Effect of electron-withdrawing fluorine and cyano substituents on photovoltaic properties of two-dimensional quinoxaline-based polymers.
Seok Woo Lee, M D Waseem Hussain, Sanchari Shome, Su Ryong Ha, Jae Taek Oh, Dong Ryeol Whang, Yunseul Kim, Dong-Yu Kim, Hyosung Choi, Dong Wook Chang
Author Information
Seok Woo Lee: Department of Industrial Chemistry, Pukyong National University, 48513, Busan, Republic of Korea.
M D Waseem Hussain: Department of Chemistry, Research Institute for Natural Science and Institute of Nano Science and Technology, Hanyang University, 04730, Seoul, Republic of Korea.
Sanchari Shome: Department of Chemistry, Research Institute for Natural Science and Institute of Nano Science and Technology, Hanyang University, 04730, Seoul, Republic of Korea.
Su Ryong Ha: Department of Chemistry, Research Institute for Natural Science and Institute of Nano Science and Technology, Hanyang University, 04730, Seoul, Republic of Korea.
Jae Taek Oh: Department of Chemistry, Research Institute for Natural Science and Institute of Nano Science and Technology, Hanyang University, 04730, Seoul, Republic of Korea.
Dong Ryeol Whang: Department of Advanced Materials, Hannam University, Daejeon, 34054, Republic of Korea.
Yunseul Kim: School of Materials Science and Engineering (SMSE), Research Institute of Solar and Sustainable Energies (RISE), Gwangju Institute of Science and Technology (GIST), Gwangju, 61005, Republic of Korea.
Dong-Yu Kim: School of Materials Science and Engineering (SMSE), Research Institute of Solar and Sustainable Energies (RISE), Gwangju Institute of Science and Technology (GIST), Gwangju, 61005, Republic of Korea.

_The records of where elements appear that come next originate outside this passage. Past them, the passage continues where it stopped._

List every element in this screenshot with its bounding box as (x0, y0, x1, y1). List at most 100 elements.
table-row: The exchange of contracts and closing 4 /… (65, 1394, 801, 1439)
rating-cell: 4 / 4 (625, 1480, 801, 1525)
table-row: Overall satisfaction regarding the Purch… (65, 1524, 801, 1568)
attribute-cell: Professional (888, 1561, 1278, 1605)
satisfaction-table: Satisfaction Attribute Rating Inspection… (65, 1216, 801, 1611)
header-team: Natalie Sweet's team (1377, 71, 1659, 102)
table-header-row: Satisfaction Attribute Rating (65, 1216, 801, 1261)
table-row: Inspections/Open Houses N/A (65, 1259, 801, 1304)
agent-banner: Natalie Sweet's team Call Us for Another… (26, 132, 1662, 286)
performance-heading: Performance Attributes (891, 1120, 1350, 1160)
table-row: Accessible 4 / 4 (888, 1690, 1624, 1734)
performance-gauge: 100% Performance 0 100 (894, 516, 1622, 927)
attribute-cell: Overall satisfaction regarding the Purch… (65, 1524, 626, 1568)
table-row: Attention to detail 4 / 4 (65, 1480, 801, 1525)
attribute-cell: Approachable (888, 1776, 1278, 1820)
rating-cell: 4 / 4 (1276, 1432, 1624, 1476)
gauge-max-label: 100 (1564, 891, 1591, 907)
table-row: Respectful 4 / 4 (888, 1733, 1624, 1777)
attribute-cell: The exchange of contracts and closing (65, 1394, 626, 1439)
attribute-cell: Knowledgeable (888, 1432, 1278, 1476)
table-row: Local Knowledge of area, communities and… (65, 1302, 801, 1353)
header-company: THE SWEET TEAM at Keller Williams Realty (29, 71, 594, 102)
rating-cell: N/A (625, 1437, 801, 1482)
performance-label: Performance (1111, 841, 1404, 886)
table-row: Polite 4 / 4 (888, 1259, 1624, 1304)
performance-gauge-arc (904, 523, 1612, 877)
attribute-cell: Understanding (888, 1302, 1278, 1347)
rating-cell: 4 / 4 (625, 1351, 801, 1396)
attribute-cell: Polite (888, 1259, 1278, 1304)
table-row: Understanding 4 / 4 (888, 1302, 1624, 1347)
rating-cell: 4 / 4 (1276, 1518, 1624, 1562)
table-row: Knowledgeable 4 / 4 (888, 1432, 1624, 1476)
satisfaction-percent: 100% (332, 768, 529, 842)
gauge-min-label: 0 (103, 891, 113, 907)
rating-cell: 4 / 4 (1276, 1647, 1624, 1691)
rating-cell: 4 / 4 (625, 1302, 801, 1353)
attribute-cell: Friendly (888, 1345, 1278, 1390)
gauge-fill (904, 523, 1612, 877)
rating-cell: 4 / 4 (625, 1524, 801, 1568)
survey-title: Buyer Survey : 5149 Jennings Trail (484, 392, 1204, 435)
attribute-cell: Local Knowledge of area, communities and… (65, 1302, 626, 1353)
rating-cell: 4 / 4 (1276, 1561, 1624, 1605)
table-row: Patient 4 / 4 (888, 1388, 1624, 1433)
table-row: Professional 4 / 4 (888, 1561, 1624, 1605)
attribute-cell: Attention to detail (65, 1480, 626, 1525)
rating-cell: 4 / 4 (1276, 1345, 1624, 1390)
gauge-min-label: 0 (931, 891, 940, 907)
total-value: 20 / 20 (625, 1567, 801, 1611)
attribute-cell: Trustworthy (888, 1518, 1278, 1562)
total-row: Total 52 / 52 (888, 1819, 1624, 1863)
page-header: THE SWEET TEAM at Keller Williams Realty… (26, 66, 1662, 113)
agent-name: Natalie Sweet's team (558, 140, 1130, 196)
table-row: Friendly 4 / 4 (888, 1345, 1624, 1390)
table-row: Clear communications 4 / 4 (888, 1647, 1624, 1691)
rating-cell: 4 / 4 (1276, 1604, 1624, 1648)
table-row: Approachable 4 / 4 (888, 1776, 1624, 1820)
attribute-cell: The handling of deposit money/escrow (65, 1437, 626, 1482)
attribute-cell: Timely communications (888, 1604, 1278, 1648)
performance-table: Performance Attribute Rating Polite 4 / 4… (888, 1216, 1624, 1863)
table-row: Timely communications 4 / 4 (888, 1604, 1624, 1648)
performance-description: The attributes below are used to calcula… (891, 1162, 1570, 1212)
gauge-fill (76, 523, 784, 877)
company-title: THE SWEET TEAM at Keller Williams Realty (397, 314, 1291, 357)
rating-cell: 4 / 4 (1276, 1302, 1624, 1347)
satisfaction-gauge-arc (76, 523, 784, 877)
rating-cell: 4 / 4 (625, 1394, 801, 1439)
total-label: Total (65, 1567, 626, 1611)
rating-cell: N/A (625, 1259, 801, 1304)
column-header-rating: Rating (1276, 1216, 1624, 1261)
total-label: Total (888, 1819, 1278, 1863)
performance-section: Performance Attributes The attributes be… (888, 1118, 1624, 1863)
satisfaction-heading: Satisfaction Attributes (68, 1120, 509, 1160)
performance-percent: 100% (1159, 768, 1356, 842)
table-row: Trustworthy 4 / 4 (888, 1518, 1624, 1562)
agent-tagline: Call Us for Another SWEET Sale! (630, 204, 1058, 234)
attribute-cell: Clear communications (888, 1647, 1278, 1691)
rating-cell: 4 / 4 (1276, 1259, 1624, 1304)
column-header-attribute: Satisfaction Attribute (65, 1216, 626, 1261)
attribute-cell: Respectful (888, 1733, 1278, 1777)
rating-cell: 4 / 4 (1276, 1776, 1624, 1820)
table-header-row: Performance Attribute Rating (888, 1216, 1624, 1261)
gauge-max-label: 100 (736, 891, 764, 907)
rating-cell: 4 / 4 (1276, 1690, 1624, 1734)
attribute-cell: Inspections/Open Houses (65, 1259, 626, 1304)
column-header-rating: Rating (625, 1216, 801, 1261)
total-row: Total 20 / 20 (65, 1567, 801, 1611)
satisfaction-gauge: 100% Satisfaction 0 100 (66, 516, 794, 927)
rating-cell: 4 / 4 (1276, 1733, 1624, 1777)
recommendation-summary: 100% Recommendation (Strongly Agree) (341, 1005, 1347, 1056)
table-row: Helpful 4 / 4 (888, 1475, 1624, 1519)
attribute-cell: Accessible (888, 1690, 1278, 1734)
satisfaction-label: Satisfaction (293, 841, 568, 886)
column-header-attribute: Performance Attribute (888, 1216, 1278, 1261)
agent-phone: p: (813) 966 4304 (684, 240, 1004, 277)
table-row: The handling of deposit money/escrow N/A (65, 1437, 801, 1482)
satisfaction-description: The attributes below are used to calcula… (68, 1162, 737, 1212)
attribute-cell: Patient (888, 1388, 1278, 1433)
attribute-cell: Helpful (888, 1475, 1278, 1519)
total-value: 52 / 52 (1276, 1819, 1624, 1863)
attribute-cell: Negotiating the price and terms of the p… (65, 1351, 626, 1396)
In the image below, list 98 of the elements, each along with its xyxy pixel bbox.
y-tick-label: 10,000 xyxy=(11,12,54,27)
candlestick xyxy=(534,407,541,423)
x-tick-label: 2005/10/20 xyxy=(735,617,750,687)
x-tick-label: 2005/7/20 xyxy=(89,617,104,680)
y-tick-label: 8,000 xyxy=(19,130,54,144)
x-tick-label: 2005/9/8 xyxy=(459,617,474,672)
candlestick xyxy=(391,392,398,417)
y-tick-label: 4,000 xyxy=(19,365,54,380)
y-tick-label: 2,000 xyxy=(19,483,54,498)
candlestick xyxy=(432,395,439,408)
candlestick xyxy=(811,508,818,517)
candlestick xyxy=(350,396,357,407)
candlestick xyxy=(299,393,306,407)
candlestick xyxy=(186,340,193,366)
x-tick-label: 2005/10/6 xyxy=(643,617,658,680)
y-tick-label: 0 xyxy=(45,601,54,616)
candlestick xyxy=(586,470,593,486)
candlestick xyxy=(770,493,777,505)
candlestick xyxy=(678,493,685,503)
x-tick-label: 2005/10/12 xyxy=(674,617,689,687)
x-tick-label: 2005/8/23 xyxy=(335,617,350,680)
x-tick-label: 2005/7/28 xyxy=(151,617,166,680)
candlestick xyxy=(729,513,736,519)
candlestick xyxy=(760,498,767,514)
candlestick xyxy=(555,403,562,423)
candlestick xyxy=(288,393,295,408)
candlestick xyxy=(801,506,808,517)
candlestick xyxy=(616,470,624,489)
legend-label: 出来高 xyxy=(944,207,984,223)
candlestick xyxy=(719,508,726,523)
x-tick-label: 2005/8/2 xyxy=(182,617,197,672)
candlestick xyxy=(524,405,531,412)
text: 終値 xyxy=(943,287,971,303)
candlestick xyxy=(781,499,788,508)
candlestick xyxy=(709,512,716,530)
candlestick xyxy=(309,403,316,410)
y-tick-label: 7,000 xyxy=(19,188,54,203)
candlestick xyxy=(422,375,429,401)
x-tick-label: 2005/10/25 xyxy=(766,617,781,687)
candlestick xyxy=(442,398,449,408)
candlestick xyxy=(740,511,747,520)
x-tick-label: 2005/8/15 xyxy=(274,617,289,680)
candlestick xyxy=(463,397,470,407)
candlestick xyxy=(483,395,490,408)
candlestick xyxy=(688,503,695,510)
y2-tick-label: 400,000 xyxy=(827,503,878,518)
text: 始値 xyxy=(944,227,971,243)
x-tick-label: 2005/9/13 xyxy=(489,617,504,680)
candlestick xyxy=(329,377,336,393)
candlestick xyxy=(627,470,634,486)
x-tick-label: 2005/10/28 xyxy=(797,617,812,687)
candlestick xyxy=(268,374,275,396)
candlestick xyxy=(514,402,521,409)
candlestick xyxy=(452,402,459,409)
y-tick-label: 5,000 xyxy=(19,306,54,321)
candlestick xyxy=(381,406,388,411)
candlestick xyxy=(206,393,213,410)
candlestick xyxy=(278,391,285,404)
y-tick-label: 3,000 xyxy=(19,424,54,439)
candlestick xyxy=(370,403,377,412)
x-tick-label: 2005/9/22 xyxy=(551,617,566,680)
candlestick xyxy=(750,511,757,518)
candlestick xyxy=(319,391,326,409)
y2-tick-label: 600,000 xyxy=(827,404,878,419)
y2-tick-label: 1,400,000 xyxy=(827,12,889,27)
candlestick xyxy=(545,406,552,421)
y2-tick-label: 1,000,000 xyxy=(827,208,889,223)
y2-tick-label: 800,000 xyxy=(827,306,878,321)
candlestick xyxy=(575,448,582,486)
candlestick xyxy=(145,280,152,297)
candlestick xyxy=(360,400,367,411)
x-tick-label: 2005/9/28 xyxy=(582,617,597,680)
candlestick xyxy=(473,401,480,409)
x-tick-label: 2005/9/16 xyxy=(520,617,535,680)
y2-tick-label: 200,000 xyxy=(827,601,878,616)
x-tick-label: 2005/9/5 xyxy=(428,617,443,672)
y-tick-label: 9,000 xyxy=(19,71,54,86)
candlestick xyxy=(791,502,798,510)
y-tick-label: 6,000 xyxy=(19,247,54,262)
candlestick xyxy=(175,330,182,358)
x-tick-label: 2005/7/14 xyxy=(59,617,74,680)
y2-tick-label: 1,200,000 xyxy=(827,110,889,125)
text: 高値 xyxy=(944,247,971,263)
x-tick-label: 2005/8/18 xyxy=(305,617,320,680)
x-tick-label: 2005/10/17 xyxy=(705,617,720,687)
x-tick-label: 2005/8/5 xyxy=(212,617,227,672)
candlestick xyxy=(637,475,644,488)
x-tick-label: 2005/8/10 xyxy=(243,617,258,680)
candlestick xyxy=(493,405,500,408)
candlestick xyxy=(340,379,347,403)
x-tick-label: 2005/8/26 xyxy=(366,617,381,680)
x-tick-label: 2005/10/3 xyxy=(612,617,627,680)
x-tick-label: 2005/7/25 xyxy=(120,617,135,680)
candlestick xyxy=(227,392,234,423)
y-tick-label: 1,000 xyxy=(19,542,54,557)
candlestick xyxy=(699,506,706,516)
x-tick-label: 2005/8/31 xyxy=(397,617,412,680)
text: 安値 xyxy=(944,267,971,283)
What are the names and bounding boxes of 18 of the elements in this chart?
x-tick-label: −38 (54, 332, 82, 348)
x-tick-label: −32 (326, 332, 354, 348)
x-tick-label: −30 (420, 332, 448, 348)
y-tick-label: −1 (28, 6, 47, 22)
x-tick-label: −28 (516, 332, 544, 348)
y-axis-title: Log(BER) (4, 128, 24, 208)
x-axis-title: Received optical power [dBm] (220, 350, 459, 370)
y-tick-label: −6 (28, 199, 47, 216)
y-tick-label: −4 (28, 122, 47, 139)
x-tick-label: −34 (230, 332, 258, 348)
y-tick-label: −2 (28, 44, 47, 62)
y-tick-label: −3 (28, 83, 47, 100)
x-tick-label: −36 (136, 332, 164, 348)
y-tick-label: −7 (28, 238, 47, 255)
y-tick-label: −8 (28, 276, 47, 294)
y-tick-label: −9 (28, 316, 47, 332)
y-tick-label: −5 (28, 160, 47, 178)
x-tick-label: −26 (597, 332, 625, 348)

Hyosung Choi: Department of Chemistry, Research Institute for Natural Science and Institute of Nano Science and Technology, Hanyang University, 04730, Seoul, Republic of Korea. hschoi202@hanyang.ac.kr.
Dong Wook Chang: Department of Industrial Chemistry, Pukyong National University, 48513, Busan, Republic of Korea. dwchang@pknu.ac.kr.
In this study, strong electron-withdrawing fluorine (F) and cyano (CN) substituents are selectively incorporated into the quinoxaline unit of two-dimensional (2D) D-A-type polymers to investigate their effects on the photovoltaic properties of the polymers. To construct the 2D polymeric structure, electron-donating benzodithiophene and methoxy-substituted triphenylamine are directly linked to the horizontal and vertical directions of the quinoxaline acceptor, respectively. After analyzing the structural, optical, and electrochemical properties of the resultant F- and CN-substituted polymers, labeled as PBCl-MTQF and PBCl-MTQCN, respectively, inverted-type polymer solar cells with a non-fullerene Y6 acceptor are fabricated to investigate the photovoltaic performances of the polymers. It is discovered that the maximum power conversion efficiency of PBCl-MTQF is 7.48%, whereas that of PBCl-MTQCN is limited to 3.52%. This significantly reduced PCE of the device based on PBCl-MTQCN is ascribed to the formation of irregular, large aggregates in the active layer, which can readily aggravate the charge recombination and charge transport kinetics of the device. Therefore, the photovoltaic performance of 2D quinoxaline-based D-A-type polymers is significantly affected by the type of electron-withdrawing substituent.